Ceph stats and monitoring tools¶
Ceph tracks some state internally for its own purposes, but also exposes a wealth of other information for consumption by external tools. There is little consensus or shared knowledge of what a full solution is or should look like, both for health and performance monitoring.
- Kyle Bader (DreamHost)
- Sage Weil (Inktank)
- Josh Durgin
- Dan Mick
- Xiaobing Zhou(xzhou40 (AT) hawk.iit.edu)
There is a collectd plugin and others have experimented with statsd, both in combination with graphite.
There is a nagios plugin available.
What about ganglia?
The collectd plugin has been used successfully by DreamHost, but my efforts to get it upstream have stalled due to a poor choice of json library.

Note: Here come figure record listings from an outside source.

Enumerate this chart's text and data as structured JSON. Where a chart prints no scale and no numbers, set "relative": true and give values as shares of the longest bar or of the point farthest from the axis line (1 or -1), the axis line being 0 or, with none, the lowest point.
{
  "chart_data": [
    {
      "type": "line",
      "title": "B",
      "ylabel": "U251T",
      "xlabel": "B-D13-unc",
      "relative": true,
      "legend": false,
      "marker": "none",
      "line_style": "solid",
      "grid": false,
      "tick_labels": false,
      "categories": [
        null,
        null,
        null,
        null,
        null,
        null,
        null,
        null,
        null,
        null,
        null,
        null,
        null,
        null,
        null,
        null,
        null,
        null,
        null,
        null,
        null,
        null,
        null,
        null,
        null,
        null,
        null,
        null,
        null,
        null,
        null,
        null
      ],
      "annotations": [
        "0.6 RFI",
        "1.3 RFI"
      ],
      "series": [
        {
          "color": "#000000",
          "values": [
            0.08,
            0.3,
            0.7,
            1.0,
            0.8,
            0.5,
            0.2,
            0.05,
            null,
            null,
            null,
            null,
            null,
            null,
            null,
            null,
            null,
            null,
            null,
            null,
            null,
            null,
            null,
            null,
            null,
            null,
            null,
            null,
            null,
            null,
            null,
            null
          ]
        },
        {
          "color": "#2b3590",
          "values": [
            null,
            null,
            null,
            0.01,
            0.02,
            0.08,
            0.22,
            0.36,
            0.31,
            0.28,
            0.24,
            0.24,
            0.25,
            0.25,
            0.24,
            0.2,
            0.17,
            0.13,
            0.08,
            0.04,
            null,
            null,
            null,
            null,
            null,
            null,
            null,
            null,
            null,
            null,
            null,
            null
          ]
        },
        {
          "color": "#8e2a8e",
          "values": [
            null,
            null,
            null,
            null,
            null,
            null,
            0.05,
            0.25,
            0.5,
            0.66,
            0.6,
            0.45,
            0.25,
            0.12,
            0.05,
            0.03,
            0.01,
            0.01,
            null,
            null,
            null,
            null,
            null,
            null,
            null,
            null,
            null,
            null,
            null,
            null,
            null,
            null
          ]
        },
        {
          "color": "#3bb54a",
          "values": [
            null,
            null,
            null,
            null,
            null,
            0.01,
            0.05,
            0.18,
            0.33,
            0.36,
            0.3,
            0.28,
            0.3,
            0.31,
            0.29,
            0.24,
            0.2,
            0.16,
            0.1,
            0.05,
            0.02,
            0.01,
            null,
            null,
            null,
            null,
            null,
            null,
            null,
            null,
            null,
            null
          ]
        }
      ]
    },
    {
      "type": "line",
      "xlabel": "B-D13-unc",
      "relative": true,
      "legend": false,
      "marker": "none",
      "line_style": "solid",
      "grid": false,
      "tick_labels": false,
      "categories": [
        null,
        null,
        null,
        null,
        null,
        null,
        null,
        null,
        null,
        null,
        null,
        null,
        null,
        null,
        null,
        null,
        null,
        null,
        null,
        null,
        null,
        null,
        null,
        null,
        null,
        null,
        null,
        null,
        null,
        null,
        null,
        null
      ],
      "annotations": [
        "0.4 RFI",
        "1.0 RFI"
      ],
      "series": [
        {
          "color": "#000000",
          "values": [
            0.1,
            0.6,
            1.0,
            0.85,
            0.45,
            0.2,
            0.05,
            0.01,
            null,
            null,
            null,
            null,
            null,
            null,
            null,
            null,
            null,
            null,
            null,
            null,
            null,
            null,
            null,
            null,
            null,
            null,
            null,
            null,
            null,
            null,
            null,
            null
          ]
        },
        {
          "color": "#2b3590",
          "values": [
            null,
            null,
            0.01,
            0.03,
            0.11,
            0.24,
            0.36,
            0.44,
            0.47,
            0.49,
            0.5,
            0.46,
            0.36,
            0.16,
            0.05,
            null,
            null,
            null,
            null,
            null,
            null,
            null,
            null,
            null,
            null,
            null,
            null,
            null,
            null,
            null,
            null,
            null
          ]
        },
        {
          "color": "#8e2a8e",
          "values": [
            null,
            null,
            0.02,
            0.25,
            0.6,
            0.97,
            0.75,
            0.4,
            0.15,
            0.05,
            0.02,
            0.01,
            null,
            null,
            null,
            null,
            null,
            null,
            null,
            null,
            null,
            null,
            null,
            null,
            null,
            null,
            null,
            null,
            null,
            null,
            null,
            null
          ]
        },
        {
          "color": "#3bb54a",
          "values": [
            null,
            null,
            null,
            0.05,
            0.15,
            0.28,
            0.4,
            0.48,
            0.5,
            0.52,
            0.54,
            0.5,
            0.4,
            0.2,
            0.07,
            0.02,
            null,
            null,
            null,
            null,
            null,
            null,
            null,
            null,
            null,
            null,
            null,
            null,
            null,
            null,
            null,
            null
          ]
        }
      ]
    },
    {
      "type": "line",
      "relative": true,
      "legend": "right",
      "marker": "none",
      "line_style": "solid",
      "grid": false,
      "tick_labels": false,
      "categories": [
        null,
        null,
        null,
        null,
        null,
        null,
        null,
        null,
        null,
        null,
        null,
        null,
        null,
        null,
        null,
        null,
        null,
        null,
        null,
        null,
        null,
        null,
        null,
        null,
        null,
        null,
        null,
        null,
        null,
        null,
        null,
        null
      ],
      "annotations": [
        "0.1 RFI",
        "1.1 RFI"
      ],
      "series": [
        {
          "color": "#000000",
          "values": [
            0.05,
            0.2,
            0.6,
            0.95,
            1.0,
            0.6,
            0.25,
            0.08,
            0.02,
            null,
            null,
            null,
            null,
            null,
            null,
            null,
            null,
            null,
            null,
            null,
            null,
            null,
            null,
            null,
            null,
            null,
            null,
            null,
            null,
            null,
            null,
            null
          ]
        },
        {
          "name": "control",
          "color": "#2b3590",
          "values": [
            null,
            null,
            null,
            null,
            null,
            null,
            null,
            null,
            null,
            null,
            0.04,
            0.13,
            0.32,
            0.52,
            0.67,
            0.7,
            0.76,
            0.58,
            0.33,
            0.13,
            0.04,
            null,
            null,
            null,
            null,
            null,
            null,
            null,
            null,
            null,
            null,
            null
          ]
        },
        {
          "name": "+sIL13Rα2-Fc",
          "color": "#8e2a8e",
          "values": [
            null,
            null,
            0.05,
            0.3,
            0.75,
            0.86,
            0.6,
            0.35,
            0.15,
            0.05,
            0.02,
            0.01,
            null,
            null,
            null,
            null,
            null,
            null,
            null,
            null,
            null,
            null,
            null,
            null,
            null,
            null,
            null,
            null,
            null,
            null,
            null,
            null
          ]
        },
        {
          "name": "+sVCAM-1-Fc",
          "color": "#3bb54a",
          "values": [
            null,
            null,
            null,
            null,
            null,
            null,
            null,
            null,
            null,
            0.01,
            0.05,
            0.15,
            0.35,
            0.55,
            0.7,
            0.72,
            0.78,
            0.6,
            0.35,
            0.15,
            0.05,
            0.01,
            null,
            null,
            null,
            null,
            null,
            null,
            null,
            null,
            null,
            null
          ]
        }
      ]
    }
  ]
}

The nagios plugin is available on github, but not as part of the Ceph tree. Should it be upstream? Documented?
Graphite looks good (to me) for warehousing the stats. What is the best way to get them from all the daemons into graphite? Collectd works okay if you have a single graphite server, but the 'proxy' functionality of collectd does not work if the meters are dynamically defined (as they are with ceph--we add them all the time and the plugin autoconfigures itself accordingly).
Discuss possible approaches, available tools, and come to some consensus on what tools and integrations should be fully developed and documented.